Baldi hiring Albini to record Attack On Memory is the most obvious explanation for the album’s aggressively physical sound, but it’s not necessarily the one that matters most. That would be Baldi’s decision to record with his touring band, as opposed to playing everything himself, as he did on Cloud Nothings. Even when Baldi returns to the comfortable milieu of hooky pop on “Fall In” and “Stay Useless,” the extra oomph from the live band is a plainly obvious and forcefully propulsive improvement. When Cloud Nothings tear into the furious, Hüsker Dü-like instrumental “Separation,” Baldi’s solo recordings can’t help sounding fey in comparison.
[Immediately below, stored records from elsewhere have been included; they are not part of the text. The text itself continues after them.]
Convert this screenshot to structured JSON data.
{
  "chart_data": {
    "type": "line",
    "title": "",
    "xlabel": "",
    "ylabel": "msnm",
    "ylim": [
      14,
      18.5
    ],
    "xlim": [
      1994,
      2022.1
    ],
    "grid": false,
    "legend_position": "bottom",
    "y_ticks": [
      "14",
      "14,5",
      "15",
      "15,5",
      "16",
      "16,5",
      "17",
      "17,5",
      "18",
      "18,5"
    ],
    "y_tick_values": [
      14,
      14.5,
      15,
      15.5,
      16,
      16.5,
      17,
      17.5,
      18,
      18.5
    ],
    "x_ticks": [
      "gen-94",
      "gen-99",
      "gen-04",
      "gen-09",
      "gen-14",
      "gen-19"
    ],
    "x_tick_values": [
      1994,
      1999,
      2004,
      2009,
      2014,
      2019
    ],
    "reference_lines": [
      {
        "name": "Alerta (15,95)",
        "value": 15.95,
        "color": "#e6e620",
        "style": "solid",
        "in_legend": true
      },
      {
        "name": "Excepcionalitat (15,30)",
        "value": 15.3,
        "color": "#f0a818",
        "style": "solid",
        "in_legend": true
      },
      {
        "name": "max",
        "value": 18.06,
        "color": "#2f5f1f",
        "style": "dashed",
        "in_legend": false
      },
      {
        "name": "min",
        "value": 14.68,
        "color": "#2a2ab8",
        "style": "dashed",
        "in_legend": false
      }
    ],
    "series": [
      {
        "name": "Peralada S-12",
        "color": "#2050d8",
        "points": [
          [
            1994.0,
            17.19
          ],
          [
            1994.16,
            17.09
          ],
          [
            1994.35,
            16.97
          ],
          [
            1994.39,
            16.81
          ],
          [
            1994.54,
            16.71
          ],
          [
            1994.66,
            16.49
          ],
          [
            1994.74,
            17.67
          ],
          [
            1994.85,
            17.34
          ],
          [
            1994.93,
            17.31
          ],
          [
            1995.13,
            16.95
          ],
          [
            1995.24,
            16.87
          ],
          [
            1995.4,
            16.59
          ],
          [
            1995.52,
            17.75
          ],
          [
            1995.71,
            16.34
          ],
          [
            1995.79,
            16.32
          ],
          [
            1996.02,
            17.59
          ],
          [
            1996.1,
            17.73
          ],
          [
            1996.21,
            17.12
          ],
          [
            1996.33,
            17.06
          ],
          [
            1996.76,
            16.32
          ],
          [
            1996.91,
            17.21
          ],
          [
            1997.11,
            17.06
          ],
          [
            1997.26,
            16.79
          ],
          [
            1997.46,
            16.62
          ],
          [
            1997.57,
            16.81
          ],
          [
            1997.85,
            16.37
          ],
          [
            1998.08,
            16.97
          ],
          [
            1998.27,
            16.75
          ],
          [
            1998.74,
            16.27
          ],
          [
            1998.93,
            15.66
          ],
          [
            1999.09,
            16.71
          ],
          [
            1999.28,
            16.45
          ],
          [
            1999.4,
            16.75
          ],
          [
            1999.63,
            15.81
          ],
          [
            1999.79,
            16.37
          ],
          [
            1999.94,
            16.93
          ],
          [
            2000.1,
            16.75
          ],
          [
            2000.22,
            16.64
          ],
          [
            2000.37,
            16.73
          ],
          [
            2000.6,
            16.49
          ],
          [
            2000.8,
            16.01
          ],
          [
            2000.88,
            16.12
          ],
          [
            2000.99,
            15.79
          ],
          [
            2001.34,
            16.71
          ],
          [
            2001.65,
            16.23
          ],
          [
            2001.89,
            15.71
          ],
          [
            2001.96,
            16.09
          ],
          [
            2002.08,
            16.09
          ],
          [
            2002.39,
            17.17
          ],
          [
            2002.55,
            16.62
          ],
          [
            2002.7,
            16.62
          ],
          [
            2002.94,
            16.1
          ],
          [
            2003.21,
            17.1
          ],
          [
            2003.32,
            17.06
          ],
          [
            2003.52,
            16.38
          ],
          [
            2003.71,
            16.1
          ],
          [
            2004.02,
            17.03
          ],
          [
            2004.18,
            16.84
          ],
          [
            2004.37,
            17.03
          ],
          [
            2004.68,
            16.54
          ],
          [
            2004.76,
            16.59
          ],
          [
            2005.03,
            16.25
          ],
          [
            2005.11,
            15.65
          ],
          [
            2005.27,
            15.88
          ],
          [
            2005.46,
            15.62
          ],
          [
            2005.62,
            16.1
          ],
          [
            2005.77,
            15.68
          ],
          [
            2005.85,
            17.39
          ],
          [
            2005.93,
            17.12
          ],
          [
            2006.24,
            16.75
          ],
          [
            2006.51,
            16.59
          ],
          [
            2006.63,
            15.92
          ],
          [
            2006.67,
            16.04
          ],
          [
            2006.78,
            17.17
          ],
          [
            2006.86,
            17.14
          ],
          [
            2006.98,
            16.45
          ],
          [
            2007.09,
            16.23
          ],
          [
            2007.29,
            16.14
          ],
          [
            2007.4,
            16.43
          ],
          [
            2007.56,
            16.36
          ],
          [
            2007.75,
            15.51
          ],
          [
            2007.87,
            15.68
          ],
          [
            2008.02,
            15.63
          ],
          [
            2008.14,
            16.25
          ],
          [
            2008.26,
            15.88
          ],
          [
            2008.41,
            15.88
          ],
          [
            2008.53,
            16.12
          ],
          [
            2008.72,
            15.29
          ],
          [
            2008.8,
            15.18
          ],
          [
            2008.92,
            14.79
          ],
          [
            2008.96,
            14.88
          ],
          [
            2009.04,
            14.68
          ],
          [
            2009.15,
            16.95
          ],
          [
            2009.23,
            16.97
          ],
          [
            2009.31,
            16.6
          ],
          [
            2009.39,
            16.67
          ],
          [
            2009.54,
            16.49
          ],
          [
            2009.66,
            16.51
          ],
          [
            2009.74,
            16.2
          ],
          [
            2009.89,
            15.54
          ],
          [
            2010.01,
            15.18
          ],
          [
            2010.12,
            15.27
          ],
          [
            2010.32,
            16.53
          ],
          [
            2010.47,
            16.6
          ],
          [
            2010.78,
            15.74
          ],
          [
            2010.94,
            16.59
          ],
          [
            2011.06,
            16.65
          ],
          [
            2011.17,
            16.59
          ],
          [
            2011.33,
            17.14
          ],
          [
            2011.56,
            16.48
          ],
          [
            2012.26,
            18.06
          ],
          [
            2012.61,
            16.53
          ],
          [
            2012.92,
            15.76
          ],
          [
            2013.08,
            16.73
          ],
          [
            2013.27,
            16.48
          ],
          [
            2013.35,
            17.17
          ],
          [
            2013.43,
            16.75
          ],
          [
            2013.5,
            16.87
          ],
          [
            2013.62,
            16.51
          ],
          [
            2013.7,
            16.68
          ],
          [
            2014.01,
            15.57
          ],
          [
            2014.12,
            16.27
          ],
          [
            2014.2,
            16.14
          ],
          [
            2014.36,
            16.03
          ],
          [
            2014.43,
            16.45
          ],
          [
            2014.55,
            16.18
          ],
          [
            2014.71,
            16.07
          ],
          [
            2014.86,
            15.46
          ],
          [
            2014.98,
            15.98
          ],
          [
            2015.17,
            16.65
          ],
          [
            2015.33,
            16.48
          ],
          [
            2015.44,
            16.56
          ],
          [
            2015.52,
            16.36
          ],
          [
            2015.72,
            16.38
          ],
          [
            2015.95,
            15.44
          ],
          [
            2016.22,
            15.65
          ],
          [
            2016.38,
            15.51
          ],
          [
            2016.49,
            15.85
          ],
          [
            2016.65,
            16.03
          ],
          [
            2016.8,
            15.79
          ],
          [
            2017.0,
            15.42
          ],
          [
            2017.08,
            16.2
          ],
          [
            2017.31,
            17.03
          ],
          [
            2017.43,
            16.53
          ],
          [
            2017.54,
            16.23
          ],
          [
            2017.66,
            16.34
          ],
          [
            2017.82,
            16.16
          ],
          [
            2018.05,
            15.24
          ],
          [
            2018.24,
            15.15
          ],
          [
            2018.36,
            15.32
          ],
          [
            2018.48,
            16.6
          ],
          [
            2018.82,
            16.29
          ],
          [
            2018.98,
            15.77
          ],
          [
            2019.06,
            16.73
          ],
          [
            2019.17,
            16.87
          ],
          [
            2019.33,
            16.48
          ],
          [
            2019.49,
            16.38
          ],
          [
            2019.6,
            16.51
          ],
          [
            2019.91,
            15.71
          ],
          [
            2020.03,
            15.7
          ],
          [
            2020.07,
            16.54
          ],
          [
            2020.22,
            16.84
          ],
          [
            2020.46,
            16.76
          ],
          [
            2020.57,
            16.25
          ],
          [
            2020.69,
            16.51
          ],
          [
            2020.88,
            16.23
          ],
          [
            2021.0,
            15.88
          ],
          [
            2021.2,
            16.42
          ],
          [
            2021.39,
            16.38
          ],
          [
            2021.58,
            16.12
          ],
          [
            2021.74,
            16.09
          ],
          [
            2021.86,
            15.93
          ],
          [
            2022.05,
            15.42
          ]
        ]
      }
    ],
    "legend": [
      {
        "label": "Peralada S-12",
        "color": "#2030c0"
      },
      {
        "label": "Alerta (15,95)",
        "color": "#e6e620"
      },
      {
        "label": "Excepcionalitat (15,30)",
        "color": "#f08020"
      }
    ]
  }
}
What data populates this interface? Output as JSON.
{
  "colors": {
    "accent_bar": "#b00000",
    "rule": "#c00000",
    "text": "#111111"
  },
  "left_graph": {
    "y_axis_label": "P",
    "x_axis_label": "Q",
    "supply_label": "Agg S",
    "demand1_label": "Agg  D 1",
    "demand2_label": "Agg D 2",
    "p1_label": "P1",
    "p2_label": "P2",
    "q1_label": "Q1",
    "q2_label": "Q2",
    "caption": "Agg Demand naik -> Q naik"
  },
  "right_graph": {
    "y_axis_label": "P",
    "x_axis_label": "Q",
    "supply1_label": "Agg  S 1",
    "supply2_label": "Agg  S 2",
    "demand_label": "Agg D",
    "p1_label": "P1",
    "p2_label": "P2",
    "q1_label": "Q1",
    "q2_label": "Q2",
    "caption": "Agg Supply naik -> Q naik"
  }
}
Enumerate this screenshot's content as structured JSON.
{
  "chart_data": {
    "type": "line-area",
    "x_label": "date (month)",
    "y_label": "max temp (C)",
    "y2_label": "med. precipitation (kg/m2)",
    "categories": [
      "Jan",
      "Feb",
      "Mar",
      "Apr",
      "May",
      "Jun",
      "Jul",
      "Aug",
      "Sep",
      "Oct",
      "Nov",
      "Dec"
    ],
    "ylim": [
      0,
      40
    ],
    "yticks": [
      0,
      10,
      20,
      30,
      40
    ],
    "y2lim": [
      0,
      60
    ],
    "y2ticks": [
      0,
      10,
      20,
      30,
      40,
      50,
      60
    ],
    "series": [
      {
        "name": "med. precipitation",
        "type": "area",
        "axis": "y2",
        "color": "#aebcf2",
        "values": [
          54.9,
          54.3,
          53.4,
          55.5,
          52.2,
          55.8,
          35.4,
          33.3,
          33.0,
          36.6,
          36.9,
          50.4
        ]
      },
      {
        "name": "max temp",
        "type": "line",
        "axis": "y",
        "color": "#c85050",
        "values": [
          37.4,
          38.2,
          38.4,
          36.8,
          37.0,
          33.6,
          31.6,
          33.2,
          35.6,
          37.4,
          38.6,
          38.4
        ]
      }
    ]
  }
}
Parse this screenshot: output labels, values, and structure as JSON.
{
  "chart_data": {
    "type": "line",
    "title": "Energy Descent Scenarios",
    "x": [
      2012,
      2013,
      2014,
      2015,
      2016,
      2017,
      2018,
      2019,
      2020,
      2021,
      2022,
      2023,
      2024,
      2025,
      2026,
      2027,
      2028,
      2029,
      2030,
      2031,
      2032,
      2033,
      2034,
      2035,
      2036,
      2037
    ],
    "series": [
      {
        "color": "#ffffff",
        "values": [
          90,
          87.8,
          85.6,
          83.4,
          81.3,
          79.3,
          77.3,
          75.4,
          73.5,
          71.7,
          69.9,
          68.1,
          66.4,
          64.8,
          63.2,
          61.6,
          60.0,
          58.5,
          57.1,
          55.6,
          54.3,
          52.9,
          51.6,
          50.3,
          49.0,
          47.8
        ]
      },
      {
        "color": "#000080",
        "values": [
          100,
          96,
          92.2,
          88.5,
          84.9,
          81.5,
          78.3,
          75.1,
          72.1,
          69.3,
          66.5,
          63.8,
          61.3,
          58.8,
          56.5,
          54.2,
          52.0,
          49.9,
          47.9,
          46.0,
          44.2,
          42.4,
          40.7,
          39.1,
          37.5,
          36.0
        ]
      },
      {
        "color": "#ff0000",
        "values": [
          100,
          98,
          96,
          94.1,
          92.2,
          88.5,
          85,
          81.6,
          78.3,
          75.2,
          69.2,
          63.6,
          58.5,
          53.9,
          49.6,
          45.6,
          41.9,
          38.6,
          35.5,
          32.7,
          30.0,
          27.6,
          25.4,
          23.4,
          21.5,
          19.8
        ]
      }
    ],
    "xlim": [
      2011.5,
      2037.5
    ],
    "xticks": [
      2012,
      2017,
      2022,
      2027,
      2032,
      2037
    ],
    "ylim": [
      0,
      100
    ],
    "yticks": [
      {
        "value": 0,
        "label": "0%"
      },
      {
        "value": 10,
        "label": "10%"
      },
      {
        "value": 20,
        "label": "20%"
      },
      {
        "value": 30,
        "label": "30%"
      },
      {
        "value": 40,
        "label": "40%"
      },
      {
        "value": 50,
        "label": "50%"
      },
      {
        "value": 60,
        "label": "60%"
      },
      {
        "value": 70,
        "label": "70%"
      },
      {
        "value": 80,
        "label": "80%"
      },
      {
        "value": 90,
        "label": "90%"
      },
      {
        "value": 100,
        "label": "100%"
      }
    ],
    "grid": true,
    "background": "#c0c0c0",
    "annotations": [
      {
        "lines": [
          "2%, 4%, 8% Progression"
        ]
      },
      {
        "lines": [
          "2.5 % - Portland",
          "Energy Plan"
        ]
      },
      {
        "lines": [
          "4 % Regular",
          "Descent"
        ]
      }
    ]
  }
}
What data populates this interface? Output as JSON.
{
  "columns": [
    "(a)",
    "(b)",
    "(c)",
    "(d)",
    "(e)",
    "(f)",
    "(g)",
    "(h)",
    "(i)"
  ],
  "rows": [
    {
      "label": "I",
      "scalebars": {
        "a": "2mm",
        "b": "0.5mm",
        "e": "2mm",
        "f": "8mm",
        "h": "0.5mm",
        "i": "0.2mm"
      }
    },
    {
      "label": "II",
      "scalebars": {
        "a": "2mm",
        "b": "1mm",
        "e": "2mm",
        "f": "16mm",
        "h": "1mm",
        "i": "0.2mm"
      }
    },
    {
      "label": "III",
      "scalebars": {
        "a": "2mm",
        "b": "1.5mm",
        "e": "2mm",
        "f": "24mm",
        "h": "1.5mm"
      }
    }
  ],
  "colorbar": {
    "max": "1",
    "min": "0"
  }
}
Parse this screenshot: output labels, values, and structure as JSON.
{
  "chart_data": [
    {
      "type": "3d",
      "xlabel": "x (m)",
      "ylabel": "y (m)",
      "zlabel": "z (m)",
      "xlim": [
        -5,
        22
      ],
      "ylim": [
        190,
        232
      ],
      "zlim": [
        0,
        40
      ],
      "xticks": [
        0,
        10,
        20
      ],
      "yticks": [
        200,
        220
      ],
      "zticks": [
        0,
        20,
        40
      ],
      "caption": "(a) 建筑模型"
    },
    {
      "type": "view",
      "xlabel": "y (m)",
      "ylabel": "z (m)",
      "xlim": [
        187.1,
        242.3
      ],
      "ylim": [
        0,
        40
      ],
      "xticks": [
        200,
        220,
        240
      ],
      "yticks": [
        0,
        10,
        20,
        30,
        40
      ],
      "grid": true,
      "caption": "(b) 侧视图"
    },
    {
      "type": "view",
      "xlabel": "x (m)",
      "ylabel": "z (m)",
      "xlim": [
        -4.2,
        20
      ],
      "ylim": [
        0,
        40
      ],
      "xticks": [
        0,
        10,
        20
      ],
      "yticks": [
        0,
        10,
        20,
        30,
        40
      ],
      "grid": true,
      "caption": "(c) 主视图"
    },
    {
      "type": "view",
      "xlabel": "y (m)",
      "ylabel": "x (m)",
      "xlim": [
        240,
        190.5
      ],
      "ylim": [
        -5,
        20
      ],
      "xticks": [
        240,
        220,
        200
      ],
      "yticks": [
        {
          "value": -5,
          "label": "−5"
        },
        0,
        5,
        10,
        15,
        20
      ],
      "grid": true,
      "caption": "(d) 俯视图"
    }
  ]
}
The added instrumental muscle is also noticeable on Attack’s best song, “Wasted Days,” which starts off as chunky, melodic punk in the mold of Cloud Nothings, before veering off into a paint-peeling jam that pushes the song to the nearly nine-minute mark. “I thought I would be more than this,” Baldi sings in the chorus; with Attack On Memory, he’s gotten closer to the big rock sounds in his head.